Sessizliğin dalgalarını dinlemek için bir kayanın üstünde oturunca, kumdaki ayak izlerini görür. Etrafta kimsecikler yoktur. Tek başına yürümüştür. İyi ama kendi ayak izlerinin yanında bir çift ayak izi daha vardır.
Hayatının bütün anlarını hatırlamaya çalışır. Evet, gerçekten hayatında hep bu ayak izleri yanında takip etmiştir. Sanki onu hiç yalnız bırakmamıştır. Bunu düşününce içi sevgiyle dolar.
Ama sonra... zor günlerini hatırlar. Acı çektiği anları... Yorılduğu... düştüğü... yürümeye halinin kalmadığı zamanları... Fark eder ki, tam da o anlarda sadece bir çift ayak izi, kendi ayak izleri vardır. Üzülür. Neden her adımda yanındayken, zorlanıp ihtiyacı olduğunda terk edilmiştir? Öfkelenir.
Ve o anda... Kalbinin derinliklerinden şöyle bir ses duyar:
- Her adımında seninleydim. Bu yüzden hayatına baktığında iki çift ayak izi görüyorsun. Fakat hayat yürüyemeyeceğin kadar sana ağır geldiğinde seni kucağıma aldım.
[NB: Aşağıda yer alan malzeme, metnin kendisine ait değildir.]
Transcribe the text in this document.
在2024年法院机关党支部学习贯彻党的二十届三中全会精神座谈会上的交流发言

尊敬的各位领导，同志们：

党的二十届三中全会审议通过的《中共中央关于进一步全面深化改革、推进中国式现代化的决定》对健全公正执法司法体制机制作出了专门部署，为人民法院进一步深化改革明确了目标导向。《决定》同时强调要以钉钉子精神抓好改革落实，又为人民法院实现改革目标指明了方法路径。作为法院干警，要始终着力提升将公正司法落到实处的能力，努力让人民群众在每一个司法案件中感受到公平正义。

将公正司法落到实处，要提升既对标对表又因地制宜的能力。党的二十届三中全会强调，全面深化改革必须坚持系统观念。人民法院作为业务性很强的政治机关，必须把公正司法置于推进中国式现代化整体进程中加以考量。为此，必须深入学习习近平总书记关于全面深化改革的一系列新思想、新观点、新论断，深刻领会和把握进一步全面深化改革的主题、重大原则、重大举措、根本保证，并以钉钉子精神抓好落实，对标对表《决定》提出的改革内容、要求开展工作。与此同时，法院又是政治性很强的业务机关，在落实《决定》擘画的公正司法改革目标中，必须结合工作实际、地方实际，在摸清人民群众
Zor zamanlarında gördüğün o bir çift ayak izleri, senin değil benim ayak izlerim.
NOT: Bazan bir fotoğraf, bir masalın kapısını aralar. Ali Borovalı’nın çektiği kumdaki ayak izleri fotoğrafı, Judith Liberman’ın kitabında okuduğum çok sevdiğim Ayak İzleri adlı bir masalı hatırlattı.